Standard processing techniques for the isolation of organic walled dinoflagellate cysts from geological samples are examined, with particular attention to the size and type of sieve mesh used. Variations within the ‘standard’ processing techniques used by different laboratories are identified, and an assessment of the retention capacities of meshes of different sizes and different materials is carried out. Some dinoflagellate cysts and large numbers of Lycopodium spores, used for the calculations of absolute abundance data, were found to pass through 20 μm meshes. This is due to a combination of factors including: the diagonal aperture diameter of a 20 μm mesh measuring over 28 μm; the three-dimensional properties of different mesh weaves (nylon and polyester); and the non-spherical shape of the particles.
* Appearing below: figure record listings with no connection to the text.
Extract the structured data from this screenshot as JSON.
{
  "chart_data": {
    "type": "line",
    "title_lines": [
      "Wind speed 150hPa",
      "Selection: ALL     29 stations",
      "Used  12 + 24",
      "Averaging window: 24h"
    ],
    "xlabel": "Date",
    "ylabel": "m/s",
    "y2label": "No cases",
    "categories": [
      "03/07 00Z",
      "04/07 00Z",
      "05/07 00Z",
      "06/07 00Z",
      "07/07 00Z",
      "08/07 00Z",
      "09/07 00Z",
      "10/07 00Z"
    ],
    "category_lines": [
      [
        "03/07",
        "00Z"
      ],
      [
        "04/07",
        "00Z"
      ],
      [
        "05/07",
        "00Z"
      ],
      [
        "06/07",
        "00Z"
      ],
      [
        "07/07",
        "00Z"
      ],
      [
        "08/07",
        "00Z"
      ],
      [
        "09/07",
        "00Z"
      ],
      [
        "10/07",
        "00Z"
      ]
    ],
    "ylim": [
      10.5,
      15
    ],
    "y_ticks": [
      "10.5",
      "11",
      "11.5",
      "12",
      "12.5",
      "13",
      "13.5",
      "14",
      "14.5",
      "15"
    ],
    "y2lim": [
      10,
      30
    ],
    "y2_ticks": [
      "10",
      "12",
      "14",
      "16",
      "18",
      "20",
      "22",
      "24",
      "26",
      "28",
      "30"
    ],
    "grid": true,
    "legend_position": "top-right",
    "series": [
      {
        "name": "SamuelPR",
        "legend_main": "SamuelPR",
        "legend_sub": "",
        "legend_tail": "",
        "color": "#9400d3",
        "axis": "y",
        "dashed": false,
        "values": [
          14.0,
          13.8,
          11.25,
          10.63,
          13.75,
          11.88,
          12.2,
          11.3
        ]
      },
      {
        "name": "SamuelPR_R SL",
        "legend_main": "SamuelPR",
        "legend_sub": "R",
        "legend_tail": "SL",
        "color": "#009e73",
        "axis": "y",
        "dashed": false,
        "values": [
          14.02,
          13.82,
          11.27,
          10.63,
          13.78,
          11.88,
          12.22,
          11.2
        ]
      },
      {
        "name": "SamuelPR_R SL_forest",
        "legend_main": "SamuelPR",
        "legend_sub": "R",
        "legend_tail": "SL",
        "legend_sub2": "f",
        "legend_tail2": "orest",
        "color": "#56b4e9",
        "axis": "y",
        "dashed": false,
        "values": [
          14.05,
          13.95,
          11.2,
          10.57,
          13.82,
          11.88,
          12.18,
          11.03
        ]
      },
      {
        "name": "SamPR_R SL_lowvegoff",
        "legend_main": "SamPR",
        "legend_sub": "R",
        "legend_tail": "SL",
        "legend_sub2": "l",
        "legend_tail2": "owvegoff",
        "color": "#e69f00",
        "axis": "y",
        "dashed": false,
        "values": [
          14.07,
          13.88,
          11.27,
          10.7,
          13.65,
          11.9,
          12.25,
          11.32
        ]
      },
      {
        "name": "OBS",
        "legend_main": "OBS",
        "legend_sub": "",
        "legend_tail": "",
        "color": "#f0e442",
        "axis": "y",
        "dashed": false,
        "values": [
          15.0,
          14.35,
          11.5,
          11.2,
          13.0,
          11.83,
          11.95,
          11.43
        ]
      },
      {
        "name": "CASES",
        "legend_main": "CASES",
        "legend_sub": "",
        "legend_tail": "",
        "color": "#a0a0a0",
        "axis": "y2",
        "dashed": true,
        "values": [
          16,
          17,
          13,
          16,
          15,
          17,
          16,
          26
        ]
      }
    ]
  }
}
Experiments demonstrate that the maximum mesh size that should be used in palynological processing is 15 μm. Nylon mesh is more practical to use than polyester as processing time is reduced, but nylon is degraded by contact with acid solutions. Meshes with apertures < 15 μm may be used, though this may be impractical for large samples containing significant quantities of fine siliciclastic or organic material.